Strip reasoning traces from subagent outputs before aggregation. Only pass factual findings to the aggregation step to keep context clean.
Use targeted follow-up subagents for gaps rather than re-running everything. If 2 out of 20 cells are missing, spawn 2 small subagents, not 20.

Avoid:

Spawning subagents for tasks that are inherently sequential or have step-to-step dependencies. Width scaling only helps when subtasks are independent.
Giving the lead agent direct search capabilities. The lead agent's job is decomposition and aggregation -- mixing in raw search results degrades both.
Creating too many tiny subtasks. Each subagent has overhead; batch related items (e.g., 5 entities per subagent) when individual items require little research.
Sharing context between subagents. The entire point of isolated contexts is preventing information pollution. If subagent B needs subagent A's output, that's a sequential dependency -- handle it in a second wave, not in parallel.

Error Handling

Problem	Solution
A subagent returns empty or irrelevant results	Retry with a more specific prompt.

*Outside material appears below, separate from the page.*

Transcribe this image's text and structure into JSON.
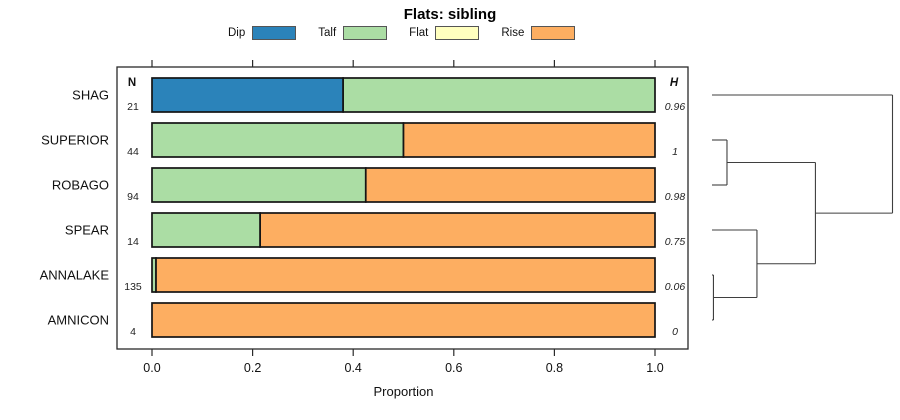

Add example output format and explicit search terms.
Subagent outputs have incompatible formats	Normalize during aggregation. The lead agent should map free-text responses into the predefined schema columns.
Too many subtasks exceed available parallelism	Batch subtasks into waves. Run the first wave in parallel, collect results, then run the next wave.
Conflicting data across subagents	Flag the conflict in the output. If both subagents researched overlapping entities, prefer the one with a cited source.
Subtask decomposition misses entities	After aggregation, validate completeness against the original request. Spawn a "gap-filling" subagent for any missing items.
One subagent is dramatically slower than others	Set timeouts. Design subtasks to be roughly equal in scope so no single agent becomes a bottleneck.

Limitations

Sequential dependencies defeat width scaling. If step N requires the output of step N-1, this approach provides no benefit. Use standard depth-scaling (single-agent multi-turn) instead.
Diminishing returns past ~10 subagents. The paper shows consistent gains up to 10 parallel subagents, but coordination overhead grows. Batch into groups if you have more than 10 independent subtasks.
Aggregation quality depends on subtask prompt clarity. Vague subtask prompts produce inconsistent outputs that are hard to merge. The lead agent's decomposition quality is the primary bottleneck.
Not suitable for tasks requiring holistic understanding. If the answer depends on seeing all the data together (e.g., "what trend do these 20 data points show?"), a single agent with full context is better. Width scaling excels at collection, not synthesis.
Context isolation means no cross-referencing. Subagent A cannot fact-check against subagent B's findings. Cross-validation requires a second pass after aggregation.

Reference

Paper: WideSeek-R1: Exploring Width Scaling for Broad Information Seeking via Multi-Agent Reinforcement Learning (Xu et al., 2026)

Key takeaway: A small model (4B) with 10 parallel width-scaled subagents matches a single 671B model on broad information tasks. Look for: the lead-agent-subagent architecture (Section 3), the MARL training with dual-level reweighting (Section 4), and the width scaling curves in Figure 4 showing consistent gains with more subagents.